25. In de eerste plaats is het feit dat het gebruik van een product een gezondheidsrisico meebrengt, geen gegeven dat erop kan wijzen dat het product farmacologische werking bezit. Het risico voor de gezondheid is immers weliswaar een factor waarmee rekening moet worden gehouden in het kader van de kwalificatie van een product als geneesmiddel naar werking, maar het is tevens een zelfstandige factor (zie arrest Commissie/Duitsland, punt 69).
26. In de tweede plaats is het al dan niet bestaan van een gezondheidsrisico slechts een van de kenmerken van het product waarmee door de nationale autoriteiten rekening moet worden gehouden bij de beoordeling of het een geneesmiddel is in de zin van artikel 1, punt 2, sub b, van richtlijn 2001/83, en kan dit niet als enige bepalend zijn (zie in die zin arrest Commissie/Oostenrijk, punt 65).
27. Derhalve moet op de gestelde vraag worden geantwoord dat artikel 1, punt 2, van richtlijn 2001/83 in die zin moet worden uitgelegd dat een product dat een substantie bevat die een fysiologisch effect heeft wanneer zij in een bepaalde dosis wordt gebruikt, geen geneesmiddel naar werking is, wanneer het gezien de dosering aan werkzame stoffen en bij normaal gebruik een gezondheidsrisico oplevert, zonder echter fysiologische functies bij de mens te kunnen herstellen, verbeteren of wijzigen.
Kosten
28. Ten aanzien van de partijen in het hoofdgeding is de procedure als een aldaar gerezen incident te beschouwen, zodat de nationale rechterlijke instantie over de kosten heeft te beslissen. De door anderen wegens indiening van hun opmerkingen bij het Hof gemaakte kosten komen niet voor vergoeding in aanmerking.

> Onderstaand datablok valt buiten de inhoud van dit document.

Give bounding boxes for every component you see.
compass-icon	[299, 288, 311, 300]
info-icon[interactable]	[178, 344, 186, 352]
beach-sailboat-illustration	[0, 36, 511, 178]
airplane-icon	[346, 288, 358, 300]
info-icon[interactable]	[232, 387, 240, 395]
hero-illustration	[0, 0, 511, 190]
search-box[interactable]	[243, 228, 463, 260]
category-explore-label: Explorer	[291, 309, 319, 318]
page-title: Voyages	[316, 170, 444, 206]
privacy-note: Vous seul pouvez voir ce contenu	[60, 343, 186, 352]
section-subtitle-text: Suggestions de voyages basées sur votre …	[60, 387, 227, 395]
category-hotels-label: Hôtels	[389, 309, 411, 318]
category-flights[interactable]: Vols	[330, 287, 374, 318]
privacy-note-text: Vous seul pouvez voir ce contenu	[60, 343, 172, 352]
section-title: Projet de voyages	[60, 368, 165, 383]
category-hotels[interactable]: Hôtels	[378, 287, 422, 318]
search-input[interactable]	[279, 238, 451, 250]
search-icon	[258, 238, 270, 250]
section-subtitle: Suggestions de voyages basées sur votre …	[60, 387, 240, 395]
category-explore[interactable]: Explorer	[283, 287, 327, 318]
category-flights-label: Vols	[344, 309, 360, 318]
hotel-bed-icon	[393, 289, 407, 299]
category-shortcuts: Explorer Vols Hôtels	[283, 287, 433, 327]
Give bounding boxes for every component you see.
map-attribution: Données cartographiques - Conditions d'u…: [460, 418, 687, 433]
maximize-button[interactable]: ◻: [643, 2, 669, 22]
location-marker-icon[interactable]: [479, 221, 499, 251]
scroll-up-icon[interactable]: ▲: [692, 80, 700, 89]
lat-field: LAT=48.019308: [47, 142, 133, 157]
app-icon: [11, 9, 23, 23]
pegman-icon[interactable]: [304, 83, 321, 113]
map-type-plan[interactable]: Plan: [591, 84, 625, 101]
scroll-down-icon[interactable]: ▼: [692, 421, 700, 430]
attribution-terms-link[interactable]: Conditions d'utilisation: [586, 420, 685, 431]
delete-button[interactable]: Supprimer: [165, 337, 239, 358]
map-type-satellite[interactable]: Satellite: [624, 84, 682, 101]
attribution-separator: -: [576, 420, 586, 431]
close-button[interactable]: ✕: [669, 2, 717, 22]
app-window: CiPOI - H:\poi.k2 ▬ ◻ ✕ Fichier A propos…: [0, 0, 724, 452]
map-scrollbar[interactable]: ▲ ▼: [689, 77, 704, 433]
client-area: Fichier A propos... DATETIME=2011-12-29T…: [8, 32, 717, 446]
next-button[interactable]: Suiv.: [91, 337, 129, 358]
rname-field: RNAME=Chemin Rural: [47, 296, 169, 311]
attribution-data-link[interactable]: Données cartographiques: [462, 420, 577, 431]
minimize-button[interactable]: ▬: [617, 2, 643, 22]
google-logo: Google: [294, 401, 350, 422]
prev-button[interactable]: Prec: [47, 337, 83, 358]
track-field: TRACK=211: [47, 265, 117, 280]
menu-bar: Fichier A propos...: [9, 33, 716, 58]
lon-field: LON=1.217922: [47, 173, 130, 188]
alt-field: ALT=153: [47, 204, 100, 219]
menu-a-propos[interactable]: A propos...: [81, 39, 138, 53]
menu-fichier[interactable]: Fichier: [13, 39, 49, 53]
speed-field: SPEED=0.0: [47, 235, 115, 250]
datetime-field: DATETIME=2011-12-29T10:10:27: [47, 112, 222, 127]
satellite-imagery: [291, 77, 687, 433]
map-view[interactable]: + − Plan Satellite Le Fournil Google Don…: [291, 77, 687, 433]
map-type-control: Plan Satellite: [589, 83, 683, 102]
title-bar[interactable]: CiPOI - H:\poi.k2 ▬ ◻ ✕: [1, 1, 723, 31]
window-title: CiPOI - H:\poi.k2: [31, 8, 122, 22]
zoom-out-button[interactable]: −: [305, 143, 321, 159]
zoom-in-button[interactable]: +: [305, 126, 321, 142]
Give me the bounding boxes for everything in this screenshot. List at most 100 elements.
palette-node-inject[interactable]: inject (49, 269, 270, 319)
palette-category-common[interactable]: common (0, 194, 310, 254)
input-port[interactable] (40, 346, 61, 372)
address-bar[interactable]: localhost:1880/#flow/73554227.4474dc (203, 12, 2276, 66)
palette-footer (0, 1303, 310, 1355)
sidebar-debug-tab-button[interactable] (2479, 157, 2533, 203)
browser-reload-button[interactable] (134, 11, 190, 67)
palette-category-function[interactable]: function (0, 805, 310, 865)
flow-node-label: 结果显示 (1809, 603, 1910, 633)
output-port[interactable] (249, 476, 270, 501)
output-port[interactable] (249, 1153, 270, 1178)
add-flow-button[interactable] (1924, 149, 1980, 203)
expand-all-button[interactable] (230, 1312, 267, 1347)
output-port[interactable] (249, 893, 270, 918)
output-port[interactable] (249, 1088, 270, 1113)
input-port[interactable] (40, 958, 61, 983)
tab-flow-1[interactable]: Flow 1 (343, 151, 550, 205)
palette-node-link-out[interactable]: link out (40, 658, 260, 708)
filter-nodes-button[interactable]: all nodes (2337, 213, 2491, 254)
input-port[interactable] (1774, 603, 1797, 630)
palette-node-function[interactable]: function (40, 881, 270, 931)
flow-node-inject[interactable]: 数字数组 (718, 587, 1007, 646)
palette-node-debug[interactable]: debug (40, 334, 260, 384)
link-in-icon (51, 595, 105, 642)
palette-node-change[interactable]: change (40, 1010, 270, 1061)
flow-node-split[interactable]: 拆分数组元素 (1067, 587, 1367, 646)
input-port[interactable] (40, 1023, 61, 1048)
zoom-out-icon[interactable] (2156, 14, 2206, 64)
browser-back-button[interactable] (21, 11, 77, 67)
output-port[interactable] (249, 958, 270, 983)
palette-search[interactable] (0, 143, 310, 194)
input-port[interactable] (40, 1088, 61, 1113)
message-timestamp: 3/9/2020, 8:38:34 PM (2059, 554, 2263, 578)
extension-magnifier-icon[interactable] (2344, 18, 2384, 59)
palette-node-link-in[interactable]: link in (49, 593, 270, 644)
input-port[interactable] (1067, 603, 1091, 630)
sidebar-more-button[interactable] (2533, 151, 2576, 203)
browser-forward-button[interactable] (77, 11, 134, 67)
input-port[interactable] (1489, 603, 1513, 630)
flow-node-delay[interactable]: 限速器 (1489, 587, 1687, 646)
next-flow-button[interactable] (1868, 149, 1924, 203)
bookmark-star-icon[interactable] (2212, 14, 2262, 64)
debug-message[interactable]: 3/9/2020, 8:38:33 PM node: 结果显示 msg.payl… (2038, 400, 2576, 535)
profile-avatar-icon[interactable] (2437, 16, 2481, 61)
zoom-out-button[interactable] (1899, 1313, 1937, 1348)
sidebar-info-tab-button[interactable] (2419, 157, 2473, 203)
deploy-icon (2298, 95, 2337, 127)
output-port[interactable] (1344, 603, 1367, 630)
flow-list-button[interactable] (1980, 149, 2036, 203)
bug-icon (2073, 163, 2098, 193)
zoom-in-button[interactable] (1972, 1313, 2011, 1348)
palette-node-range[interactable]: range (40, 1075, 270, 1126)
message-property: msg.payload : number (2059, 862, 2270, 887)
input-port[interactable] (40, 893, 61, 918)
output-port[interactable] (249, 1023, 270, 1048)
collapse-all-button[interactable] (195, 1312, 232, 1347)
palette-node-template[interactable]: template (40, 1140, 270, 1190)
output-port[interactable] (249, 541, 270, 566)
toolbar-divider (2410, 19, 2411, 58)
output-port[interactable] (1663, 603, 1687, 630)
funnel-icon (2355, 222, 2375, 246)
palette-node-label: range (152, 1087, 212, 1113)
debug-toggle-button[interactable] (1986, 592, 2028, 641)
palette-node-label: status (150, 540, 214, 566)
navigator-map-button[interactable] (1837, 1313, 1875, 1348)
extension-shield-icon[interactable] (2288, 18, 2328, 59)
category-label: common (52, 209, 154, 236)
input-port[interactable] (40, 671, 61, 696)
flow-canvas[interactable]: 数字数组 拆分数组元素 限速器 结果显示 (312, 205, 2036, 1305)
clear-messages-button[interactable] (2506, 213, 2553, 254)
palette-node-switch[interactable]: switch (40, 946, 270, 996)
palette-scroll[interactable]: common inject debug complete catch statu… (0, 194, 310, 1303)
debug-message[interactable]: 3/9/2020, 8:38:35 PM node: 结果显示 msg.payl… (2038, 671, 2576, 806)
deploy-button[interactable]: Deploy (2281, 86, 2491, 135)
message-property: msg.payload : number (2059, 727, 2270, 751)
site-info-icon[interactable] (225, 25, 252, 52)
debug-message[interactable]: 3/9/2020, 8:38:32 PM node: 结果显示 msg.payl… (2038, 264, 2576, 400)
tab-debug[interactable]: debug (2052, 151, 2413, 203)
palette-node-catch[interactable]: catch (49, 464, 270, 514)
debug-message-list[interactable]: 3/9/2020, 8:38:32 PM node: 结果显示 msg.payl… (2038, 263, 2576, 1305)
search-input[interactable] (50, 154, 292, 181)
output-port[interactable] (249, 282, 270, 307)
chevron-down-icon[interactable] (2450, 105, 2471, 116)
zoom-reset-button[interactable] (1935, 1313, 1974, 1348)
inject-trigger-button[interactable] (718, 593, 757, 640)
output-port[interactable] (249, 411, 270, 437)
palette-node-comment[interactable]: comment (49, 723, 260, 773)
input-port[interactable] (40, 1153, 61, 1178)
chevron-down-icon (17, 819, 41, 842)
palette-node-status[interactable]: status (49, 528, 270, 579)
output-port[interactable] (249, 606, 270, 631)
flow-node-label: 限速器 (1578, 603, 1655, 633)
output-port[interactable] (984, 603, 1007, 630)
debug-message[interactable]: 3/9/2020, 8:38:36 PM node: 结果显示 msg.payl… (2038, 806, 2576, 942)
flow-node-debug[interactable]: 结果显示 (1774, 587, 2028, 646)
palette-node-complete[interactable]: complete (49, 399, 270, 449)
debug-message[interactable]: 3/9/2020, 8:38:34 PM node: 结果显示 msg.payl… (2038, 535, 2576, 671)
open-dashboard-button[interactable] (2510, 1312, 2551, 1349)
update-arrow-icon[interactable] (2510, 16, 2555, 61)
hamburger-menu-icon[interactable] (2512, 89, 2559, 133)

Het Hof van Justitie (Vijfde kamer) verklaart voor recht:
Artikel 1, punt 2, van richtlijn 2001/83/EG van het Europees Parlement en de Raad van 6 november 2001 tot vaststelling van een communautair wetboek betreffende geneesmiddelen voor menselijk gebruik, zoals gewijzigd bij richtlijn 2004/27/EG van het Europees Parlement en de Raad van 31 maart 2004, moet aldus worden uitgelegd dat een product dat een substantie bevat die een fysiologisch effect heeft wanneer zij in een bepaalde dosis wordt gebruikt, geen geneesmiddel naar werking is, wanneer het gezien de dosering aan werkzame stoffen en bij normaal gebruik een gezondheidsrisico oplevert, zonder echter fysiologische functies bij de mens te kunnen herstellen, verbeteren of wijzigen.